Avenue for next steps
The research study has provided several avenues for next steps that are necessary in identifying the understanding of a student’s perspective of issues, which have an impact on the subject being taught. First, the fact that the research primarily concentrates on the subject of History, this creates interest in the application of similar strategies in other core subjects of the curriculum. Secondly, Bees observes that he still expresses doubt regarding the impact the proposed strategies will have in Jon’s performance. He objects, “I am still left in doubt that he will perform at his best in my subject in future” (Bees, 1995). This creates an avenue for establishing the relative efficacy of the proposed methodologies on the student’s performance level.
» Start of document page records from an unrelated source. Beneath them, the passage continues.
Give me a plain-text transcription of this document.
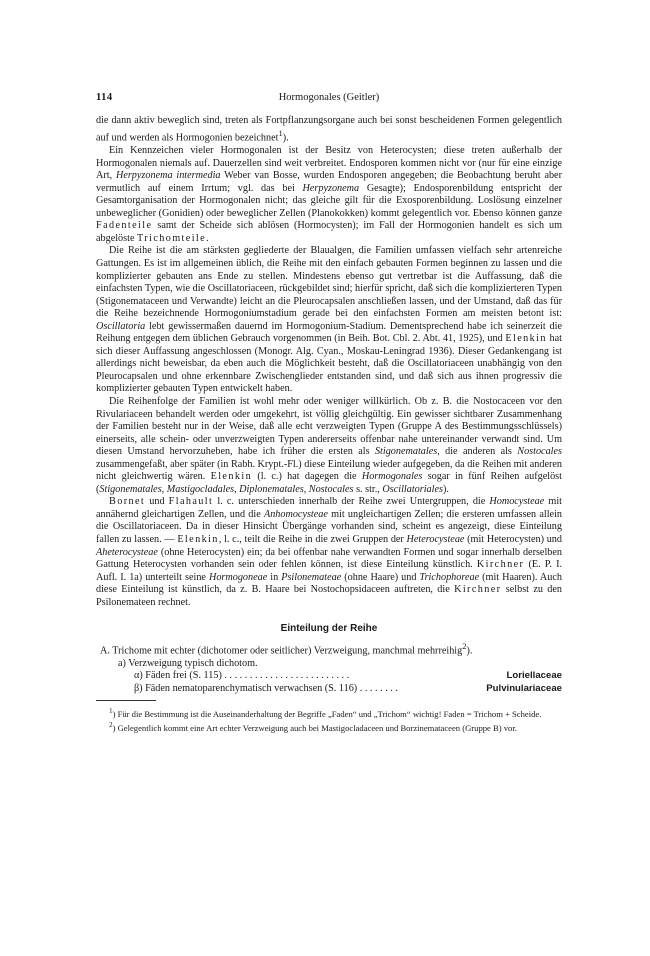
114	Hormogonales (Geitler)

die dann aktiv beweglich sind, treten als Fortpflanzungsorgane auch bei sonst bescheidenen Formen gelegentlich auf und werden als Hormogonien bezeichnet$^1$).

Ein Kennzeichen vieler Hormogonalen ist der Besitz von Heterocysten; diese treten außerhalb der Hormogonalen niemals auf. Dauerzellen sind weit verbreitet. Endosporen kommen nicht vor (nur für eine einzige Art, Herpyzonema intermedia Weber van Bosse, wurden Endosporen angegeben; die Beobachtung beruht aber vermutlich auf einem Irrtum; vgl. das bei Herpyzonema Gesagte); Endosporenbildung entspricht der Gesamtorganisation der Hormogonalen nicht; das gleiche gilt für die Exosporenbildung. Loslösung einzelner unbeweglicher (Gonidien) oder beweglicher Zellen (Planokokken) kommt gelegentlich vor. Ebenso können ganze Fadenteile samt der Scheide sich ablösen (Hormocysten); im Fall der Hormogonien handelt es sich um abgelöste Trichomteile.

Die Reihe ist die am stärksten gegliederte der Blaualgen, die Familien umfassen vielfach sehr artenreiche Gattungen. Es ist im allgemeinen üblich, die Reihe mit den einfach gebauten Formen beginnen zu lassen und die komplizierter gebauten ans Ende zu stellen. Mindestens ebenso gut vertretbar ist die Auffassung, daß die einfachsten Typen, wie die Oscillatoriaceen, rückgebildet sind; hierfür spricht, daß sich die komplizierteren Typen (Stigonemataceen und Verwandte) leicht an die Pleurocapsalen anschließen lassen, und der Umstand, daß das für die Reihe bezeichnende Hormogoniumstadium gerade bei den einfachsten Formen am meisten betont ist: Oscillatoria lebt gewissermaßen dauernd im Hormogonium-Stadium. Dementsprechend habe ich seinerzeit die Reihung entgegen dem üblichen Gebrauch vorgenommen (in Beih. Bot. Cbl. 2. Abt. 41, 1925), und Elenkin hat sich dieser Auffassung angeschlossen (Monogr. Alg. Cyan., Moskau-Leningrad 1936). Dieser Gedankengang ist allerdings nicht beweisbar, da eben auch die Möglichkeit besteht, daß die Oscillatoriaceen unabhängig von den Pleurocapsalen und ohne erkennbare Zwischenglieder entstanden sind, und daß sich aus ihnen progressiv die komplizierter gebauten Typen entwickelt haben.

Die Reihenfolge der Familien ist wohl mehr oder weniger willkürlich. Ob z. B. die Nostocaceen vor den Rivulariaceen behandelt werden oder umgekehrt, ist völlig gleichgültig. Ein gewisser sichtbarer Zusammenhang der Familien besteht nur in der Weise, daß alle echt verzweigten Typen (Gruppe A des Bestimmungsschlüssels) einerseits, alle schein- oder unverzweigten Typen andererseits offenbar nahe untereinander verwandt sind. Um diesen Umstand hervorzuheben, habe ich früher die ersten als Stigonematales, die anderen als Nostocales zusammengefaßt, aber später (in Rabh. Krypt.-Fl.) diese Einteilung wieder aufgegeben, da die Reihen mit anderen nicht gleichwertig wären. Elenkin (l. c.) hat dagegen die Hormogonales sogar in fünf Reihen aufgelöst (Stigonematales, Mastigocladales, Diplonematales, Nostocales s. str., Oscillatoriales).

Bornet und Flahault l. c. unterschieden innerhalb der Reihe zwei Untergruppen, die Homocysteae mit annähernd gleichartigen Zellen, und die Anhomocysteae mit ungleichartigen Zellen; die ersteren umfassen allein die Oscillatoriaceen. Da in dieser Hinsicht Übergänge vorhanden sind, scheint es angezeigt, diese Einteilung fallen zu lassen. — Elenkin, l. c., teilt die Reihe in die zwei Gruppen der Heterocysteae (mit Heterocysten) und Aheterocysteae (ohne Heterocysten) ein; da bei offenbar nahe verwandten Formen und sogar innerhalb derselben Gattung Heterocysten vorhanden sein oder fehlen können, ist diese Einteilung künstlich. Kirchner (E. P. I. Aufl. I. 1a) unterteilt seine Hormogoneae in Psilonemateae (ohne Haare) und Trichophoreae (mit Haaren). Auch diese Einteilung ist künstlich, da z. B. Haare bei Nostochopsidaceen auftreten, die Kirchner selbst zu den Psilonemateen rechnet.

Einteilung der Reihe

A. Trichome mit echter (dichotomer oder seitlicher) Verzweigung, manchmal mehrreihig$^2$).

a) Verzweigung typisch dichotom.
α) Fäden frei (S. 115) . . . . . . . . . . . . . . . . . . . . . . . . .	Loriellaceae
β) Fäden nematoparenchymatisch verwachsen (S. 116) . . . . . . . .	Pulvinulariaceae

$^1$) Für die Bestimmung ist die Auseinanderhaltung der Begriffe „Faden“ und „Trichom“ wichtig! Faden = Trichom + Scheide.

$^2$) Gelegentlich kommt eine Art echter Verzweigung auch bei Mastigocladaceen und Borzinemataceen (Gruppe B) vor.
Relevance of diagnosis, direction and feedback to the nature/purpose of action research
The proposed diagnosis to the research study is relevant by virtue of the focus on the teacher’s weaknesses as opposed to the assumption that the problem could be primarily centered on the student. Bees objects, “I feel that I have shown that there is a relationship between motivation and understanding” (Bees, 1995). In addition the direction of the research is having a significant impact towards the meeting the initial objectives. Furthermore, through developing interactive sessions, the research was fundamentally able to address the real concerns affecting the student ‘Jon’. It is also important to note that the feedback from the main study participant ‘Jon’ were elementally positive with regard to the strategies being implemented. In the last interview, he uses Jack Whitehead as an evaluation tool for his research (Bees, 1995). In the feedback Jack Whitehead affirms the researcher’s speculations regarding the research adaptations. Students need to be given an opportunity to engage in open-ended and self motivated sessions accompanied with sufficient guidance and direction from their teachers (Potts, 2003).